(CN) — Racial and religious prejudice increased significantly among Donald Trump supporters during his presidency, according to the results of 13 studies published Monday by the journal Nature Human Behavior.
The studies included more than 10,000 participants. The researchers, Benjamin C. Ruisch of the University of Kent in the United Kingdom and Melissa J. Ferguson of Yale University, both social psychologists, also found that Trump opponents showed decreases in prejudice.
"These results suggest that Trump's presidency coincided with a substantial change in the topography of prejudice in the United States," the article says.
A scholar not involved in the studies said the findings are what most social scientists would expect.
“Trump was able to be a vehicle to express ones' frustration with political correctness and tolerance," said Stephen Farnsworth, author of Presidential Communication and Character: White House News Management from Clinton and Cable to Twitter and Trump. "He didn’t create it. These hostilities existed before him but he was a vehicle to channel that grievance."
Another scholar cautioned that prejudice had increased on both the left and the right of the political spectrum during the Trump years. And anger directed at Trump supporters could have affected their answers to the questions.
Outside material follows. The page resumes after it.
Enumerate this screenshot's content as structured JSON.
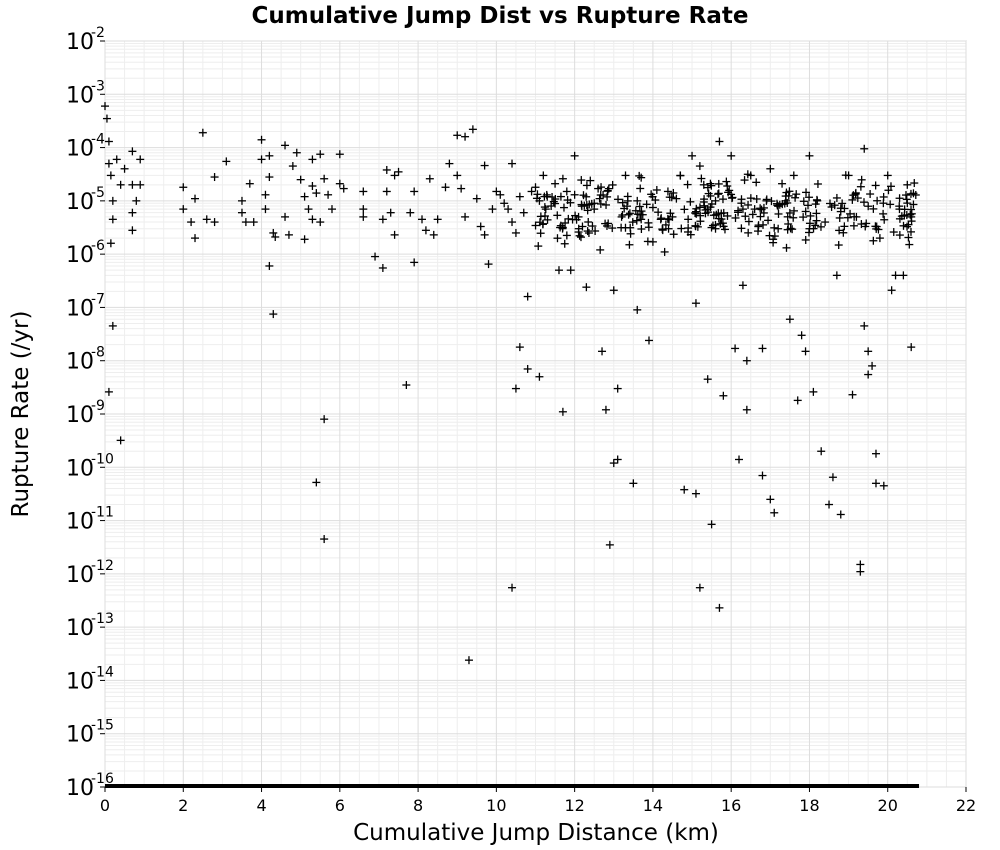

“The left didn’t want to just demonize Trump, they wanted to demonize the people who supported Trump," said Tim Hagle, an associate professor of political science at the University of Iowa, who like Farnsworth had not seen the studies. "If you keep calling people racist, pretty soon they are going to say, 'This is what I believe. You can say anything about me that you want.'”
The studies examined prejudice against Muslims, Black people and other groups.
"Regardless of what we controlled for, Trump support remained a robust predictor of increases in prejudice," the study authors wrote.
What attitudes like these portend is not clear, said Farnsworth, professor and director center for Leadership and Media Studies at the University of Mary Washington in Virginia. In American history, hate has sometimes been rewarded at the ballot box, but those movements come and go.
He also noted that some high-profile Republican office holders — Senators Marco Rubio, Ted Cruz and Tim Scott, for example — are members of minority groups.
“It makes sense to think of American politics as something like a pendulum," he said. "One side prevails, the other side fights back. We don’t have permanent political party majorities. We don’t have permanent political party minorities. Republicans five years from now may find a libertarian message more appealing than appeals to racial identity.”